Surnommée dans le pays la « maladie de la honte », la fistule obstétricale reste avant tout une pathologie liée à l’isolement des patientes à Madagascar. Les femmes atteintes subissent une stigmatisation importante liée à leur état, phénomène souligné par les professionnels qui suivent ces cas sur la Grande Île.
Chaque année, plus de 5 000 nouvelles patientes sont diagnostiquées avec cette complication obstétricale à Madagascar. Le chiffre concerne exclusivement les cas recensés annuellement sur l’ensemble du territoire national, selon les bilans publiés par les équipes médicales impliquées dans la prise en charge.
La fistule obstétricale se présente comme une lésion grave résultant d’accouchements prolongés sans assistance médicale adéquate. Ce traumatisme obstétrical provoque chez les victimes une incontinence totale, altérant fortement leur quotidien.
Campagne chirurgicale et formation
Pour tenter d’enrayer ce problème, l’initiative appelée « Fistula » a lancé sa 14e campagne de chirurgie gratuite.

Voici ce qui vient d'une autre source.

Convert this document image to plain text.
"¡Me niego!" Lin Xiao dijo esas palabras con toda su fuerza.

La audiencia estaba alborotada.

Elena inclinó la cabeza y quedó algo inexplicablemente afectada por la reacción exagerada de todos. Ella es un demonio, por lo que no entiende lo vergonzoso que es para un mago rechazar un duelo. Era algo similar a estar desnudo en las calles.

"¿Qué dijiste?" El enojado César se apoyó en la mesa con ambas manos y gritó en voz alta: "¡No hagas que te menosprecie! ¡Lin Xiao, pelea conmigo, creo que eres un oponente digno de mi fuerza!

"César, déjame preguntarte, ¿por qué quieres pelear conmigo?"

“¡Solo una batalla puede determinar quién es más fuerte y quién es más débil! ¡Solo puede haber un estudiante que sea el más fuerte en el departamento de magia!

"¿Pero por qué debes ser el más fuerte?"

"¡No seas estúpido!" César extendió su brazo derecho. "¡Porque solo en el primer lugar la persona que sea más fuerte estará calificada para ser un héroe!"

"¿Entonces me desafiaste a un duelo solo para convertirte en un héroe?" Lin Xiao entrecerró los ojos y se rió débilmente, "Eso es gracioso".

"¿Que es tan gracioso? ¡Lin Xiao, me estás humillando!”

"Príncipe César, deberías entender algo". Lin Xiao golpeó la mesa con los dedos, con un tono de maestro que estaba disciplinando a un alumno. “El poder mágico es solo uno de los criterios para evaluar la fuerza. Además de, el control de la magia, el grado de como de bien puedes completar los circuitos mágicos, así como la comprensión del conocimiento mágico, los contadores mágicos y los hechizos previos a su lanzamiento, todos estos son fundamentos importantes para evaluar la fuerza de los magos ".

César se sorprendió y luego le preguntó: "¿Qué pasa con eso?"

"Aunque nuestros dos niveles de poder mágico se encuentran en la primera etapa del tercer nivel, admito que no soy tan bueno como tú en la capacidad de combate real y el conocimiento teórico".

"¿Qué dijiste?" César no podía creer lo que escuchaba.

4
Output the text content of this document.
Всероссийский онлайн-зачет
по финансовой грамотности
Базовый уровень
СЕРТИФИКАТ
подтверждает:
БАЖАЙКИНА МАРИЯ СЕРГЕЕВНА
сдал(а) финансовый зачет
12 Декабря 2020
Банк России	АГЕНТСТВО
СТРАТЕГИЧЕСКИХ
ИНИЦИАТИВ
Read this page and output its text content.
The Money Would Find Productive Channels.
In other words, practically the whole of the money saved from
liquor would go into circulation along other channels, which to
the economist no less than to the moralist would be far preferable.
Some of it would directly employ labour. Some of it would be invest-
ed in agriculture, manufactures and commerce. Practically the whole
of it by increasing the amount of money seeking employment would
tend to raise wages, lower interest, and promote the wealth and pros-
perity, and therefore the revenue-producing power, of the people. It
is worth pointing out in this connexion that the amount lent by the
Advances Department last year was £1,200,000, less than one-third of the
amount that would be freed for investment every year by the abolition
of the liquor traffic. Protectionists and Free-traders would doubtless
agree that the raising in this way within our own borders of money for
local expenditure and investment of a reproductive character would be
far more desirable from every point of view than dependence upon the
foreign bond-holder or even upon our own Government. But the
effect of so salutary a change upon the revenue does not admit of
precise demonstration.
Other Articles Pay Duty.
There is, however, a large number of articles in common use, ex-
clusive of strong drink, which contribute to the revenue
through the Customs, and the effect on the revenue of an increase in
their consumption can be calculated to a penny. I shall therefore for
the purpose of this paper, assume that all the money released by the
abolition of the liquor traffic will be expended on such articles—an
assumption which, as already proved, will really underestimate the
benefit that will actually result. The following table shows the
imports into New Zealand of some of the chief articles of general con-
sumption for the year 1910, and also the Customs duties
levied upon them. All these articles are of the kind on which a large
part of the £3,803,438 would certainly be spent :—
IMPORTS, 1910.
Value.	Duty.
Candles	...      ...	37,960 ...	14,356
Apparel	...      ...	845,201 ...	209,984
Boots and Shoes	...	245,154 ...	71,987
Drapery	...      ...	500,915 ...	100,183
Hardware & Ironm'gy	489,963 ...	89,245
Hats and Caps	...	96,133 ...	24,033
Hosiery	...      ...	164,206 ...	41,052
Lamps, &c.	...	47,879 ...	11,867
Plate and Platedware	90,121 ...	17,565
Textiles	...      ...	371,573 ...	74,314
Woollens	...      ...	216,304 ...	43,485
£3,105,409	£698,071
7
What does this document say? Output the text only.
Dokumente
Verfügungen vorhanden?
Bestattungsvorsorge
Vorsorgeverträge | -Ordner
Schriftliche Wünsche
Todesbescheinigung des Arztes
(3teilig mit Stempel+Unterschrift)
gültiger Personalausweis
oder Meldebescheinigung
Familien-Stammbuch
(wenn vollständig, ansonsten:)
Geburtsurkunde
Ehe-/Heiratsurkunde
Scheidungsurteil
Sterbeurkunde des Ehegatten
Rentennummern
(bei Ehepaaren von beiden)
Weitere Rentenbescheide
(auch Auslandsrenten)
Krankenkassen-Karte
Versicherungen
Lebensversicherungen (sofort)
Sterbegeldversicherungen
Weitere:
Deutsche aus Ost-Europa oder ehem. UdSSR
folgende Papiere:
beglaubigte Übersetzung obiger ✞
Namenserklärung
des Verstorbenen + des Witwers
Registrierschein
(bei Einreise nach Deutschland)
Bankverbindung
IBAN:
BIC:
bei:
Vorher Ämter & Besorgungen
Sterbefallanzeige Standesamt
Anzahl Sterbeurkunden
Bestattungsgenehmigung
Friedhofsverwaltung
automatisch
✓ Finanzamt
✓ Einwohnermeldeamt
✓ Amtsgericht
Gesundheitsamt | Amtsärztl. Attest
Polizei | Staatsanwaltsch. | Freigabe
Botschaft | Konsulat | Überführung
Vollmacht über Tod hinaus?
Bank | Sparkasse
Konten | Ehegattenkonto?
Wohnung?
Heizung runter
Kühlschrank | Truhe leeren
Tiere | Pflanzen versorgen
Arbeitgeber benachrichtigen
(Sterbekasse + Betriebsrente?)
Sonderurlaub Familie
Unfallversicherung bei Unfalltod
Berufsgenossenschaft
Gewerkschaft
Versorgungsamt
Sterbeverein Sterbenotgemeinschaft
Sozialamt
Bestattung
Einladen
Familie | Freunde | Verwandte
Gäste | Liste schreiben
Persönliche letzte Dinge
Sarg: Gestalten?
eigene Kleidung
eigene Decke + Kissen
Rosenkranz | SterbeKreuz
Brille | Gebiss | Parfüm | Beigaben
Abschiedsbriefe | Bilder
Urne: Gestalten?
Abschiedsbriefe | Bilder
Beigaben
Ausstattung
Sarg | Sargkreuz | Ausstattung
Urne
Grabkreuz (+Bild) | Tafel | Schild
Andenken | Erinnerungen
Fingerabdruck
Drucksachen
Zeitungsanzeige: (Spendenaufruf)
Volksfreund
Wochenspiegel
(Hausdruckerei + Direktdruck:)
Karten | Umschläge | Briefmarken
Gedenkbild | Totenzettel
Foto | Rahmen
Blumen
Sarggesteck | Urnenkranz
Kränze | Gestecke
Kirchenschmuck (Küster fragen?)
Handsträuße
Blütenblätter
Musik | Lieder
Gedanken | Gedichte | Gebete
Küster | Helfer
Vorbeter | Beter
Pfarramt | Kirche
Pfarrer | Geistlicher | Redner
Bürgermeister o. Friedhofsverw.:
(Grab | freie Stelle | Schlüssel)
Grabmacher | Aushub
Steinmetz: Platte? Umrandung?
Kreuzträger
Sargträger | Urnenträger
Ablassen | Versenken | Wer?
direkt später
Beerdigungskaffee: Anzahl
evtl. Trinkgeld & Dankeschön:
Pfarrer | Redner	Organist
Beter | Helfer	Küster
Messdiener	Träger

Les opérations ont lieu au Pavillon Sainte-Fleur, situé à Antananarivo, où des équipes se mobilisent pour la prise en charge opératoire des patientes.
Lors de cette campagne, l’objectif annoncé porte sur l’intervention chirurgicale de 25 femmes souffrant de fistule obstétricale. Parallèlement aux interventions, la mission prévoit la formation des spécialistes locaux afin d’améliorer le traitement de cette pathologie au sein du pays.